Vito tamborileó sobre la hoja impresa.

– Veinte empresas contrataron los servicios de Frasier Lewis. Entre ellas hay seis financieras, tres agentes inmobiliarios y dos aseguradoras médicas.

– Ahí nos hemos quedado encallados -dijo Maggy-. Hemos estado buscando cualquier cosa que vincule a esas empresas con los Vartanian o con alguna de las víctimas, pero de momento no hemos encontrado nada.
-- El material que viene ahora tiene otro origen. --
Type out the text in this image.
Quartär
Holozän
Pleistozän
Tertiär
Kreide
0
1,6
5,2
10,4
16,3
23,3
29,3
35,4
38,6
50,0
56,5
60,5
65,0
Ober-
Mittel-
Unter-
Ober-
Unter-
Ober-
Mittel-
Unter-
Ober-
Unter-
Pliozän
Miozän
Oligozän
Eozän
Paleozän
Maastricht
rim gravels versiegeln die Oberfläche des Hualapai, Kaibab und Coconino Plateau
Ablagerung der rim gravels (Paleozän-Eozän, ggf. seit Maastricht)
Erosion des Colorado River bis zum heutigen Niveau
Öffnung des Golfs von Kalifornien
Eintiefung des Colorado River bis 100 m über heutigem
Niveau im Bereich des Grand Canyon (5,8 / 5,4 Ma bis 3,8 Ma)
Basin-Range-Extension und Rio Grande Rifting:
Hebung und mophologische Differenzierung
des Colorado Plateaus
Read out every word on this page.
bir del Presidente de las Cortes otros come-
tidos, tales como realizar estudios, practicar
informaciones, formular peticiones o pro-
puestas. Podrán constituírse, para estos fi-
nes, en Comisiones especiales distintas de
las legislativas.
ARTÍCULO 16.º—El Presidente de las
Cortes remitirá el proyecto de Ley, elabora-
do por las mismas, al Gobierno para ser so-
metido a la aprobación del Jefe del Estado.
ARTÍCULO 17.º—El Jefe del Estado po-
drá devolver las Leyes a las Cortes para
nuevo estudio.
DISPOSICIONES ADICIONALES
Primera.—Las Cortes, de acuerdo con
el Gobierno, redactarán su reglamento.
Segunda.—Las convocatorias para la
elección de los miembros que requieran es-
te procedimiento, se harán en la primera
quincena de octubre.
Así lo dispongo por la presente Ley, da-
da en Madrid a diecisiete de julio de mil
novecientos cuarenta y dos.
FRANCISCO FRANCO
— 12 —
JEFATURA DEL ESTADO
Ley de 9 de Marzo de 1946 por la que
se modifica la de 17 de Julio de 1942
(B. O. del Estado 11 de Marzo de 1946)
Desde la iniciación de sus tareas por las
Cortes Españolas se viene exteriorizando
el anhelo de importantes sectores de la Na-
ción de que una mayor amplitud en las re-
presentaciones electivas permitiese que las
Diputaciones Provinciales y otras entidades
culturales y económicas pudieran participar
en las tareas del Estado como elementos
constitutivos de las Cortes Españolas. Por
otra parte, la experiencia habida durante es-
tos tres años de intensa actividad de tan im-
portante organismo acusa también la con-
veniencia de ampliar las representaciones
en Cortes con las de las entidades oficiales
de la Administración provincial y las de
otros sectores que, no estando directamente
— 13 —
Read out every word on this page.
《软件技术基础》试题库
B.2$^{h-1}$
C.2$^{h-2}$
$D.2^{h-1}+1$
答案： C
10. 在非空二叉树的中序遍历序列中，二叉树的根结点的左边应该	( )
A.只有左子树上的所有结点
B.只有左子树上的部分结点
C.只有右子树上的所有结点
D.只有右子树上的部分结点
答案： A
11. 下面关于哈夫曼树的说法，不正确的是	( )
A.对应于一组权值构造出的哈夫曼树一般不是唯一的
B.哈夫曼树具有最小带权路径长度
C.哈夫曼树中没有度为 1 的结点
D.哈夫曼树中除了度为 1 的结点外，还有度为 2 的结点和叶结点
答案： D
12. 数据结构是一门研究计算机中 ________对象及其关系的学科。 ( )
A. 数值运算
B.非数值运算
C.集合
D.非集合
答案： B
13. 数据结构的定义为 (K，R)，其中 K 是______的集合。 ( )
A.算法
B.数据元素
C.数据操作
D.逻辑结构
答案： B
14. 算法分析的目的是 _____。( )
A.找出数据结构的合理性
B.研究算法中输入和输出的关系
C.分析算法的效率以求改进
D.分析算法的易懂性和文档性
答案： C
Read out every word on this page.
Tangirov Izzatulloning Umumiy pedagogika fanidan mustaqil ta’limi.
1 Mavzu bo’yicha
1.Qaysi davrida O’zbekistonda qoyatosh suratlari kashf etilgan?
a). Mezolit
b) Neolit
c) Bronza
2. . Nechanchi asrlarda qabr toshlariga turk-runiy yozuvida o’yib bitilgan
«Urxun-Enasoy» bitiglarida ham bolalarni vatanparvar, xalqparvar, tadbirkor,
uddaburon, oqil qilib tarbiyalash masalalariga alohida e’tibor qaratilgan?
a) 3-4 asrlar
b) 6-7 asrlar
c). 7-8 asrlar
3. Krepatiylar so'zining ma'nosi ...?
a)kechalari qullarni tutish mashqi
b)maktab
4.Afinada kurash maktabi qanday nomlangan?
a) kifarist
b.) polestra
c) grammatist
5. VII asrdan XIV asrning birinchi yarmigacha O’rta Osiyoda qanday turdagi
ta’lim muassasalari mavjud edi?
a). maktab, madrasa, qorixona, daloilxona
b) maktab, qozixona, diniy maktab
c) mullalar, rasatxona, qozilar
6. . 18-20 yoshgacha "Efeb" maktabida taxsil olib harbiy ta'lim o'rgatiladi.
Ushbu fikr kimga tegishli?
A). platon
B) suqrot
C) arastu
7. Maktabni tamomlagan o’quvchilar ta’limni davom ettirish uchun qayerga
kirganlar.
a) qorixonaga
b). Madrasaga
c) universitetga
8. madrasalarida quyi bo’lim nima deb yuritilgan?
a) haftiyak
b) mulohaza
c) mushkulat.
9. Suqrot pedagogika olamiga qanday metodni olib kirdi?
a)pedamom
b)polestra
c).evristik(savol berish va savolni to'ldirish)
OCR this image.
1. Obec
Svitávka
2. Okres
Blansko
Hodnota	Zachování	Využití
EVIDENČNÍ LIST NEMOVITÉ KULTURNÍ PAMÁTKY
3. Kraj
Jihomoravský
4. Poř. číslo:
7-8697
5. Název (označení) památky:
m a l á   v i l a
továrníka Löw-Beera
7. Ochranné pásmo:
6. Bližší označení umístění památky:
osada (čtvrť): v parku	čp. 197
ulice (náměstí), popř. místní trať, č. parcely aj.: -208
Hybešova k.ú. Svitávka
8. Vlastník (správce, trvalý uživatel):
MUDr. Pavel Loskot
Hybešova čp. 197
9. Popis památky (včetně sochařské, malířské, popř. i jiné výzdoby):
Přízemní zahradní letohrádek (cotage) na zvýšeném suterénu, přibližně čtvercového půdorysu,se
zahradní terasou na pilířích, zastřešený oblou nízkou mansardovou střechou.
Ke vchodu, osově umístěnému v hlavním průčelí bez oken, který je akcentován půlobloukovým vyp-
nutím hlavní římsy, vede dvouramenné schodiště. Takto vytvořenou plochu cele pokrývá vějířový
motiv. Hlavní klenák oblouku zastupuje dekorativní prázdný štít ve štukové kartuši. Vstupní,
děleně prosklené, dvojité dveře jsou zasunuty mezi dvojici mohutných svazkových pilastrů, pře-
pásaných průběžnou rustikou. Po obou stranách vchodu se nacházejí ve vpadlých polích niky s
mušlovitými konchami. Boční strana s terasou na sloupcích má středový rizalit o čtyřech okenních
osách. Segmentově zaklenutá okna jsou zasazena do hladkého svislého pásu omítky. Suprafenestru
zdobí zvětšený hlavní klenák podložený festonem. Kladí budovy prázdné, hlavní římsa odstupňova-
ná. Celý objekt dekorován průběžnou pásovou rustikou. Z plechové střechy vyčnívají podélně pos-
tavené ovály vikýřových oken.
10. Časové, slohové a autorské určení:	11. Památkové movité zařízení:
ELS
– Dios. -Liz le arrebató la hoja a Vito-. Simon ha pensado en todo. -Entonces se echó a reír con alegría y cierta petulancia- Nosotros también somos bastante buenos. -Le entregó la hoja a Nick-. Mira cuál es la sexta empresa que aparece, Nick.

Nick sonrió con sagacidad.

– Hijo de… -Le dio a Vito una palmada en la espalda y depositó la hoja sobre su escritorio-. Mira, Chick, es la empresa que administraba las finanzas de la tía de Winchester. -Señaló la caja de pruebas que tenía detrás-. Ahí están los balances de los últimos cinco años.

– Rock Solid Investments es una empresa financiera especializada en captar clientes jubilados -añadió Liz-. Muchas personas de edad ponen su dinero en sus manos.

– Puede que la anciana enterrada junto a Claire también lo hiciera. -Vito exhaló un suspiro. Estaban muy cerca, solo rezaba porque no llegaran demasiado tarde-. Muy bien, ¿qué tenemos que hacer ahora?

– Diría que necesitamos una orden judicial para registrar los archivos de los clientes de Rock Solid -apuntó Maggy-. Espero que el juez de guardia sea insomne. ¿Quién quiere ir?

Vito se puso en pie, pero Liz y Nick lo asieron por los hombros y lo obligaron a sentarse.

– Mierda, Liz -dijo Vito entre dientes-. Esto no tiene gracia.

Liz se puso seria de inmediato.

– Maggy, acompaña a Nick. Brent, ve tú también por si necesitan a alguien que se entienda con su informático. Vito, tú te quedas conmigo. Si de verdad quieres ayudar a Sophie, descansa un poco. Necesitarás estar fresco cuando encuentres a Simon Vartanian.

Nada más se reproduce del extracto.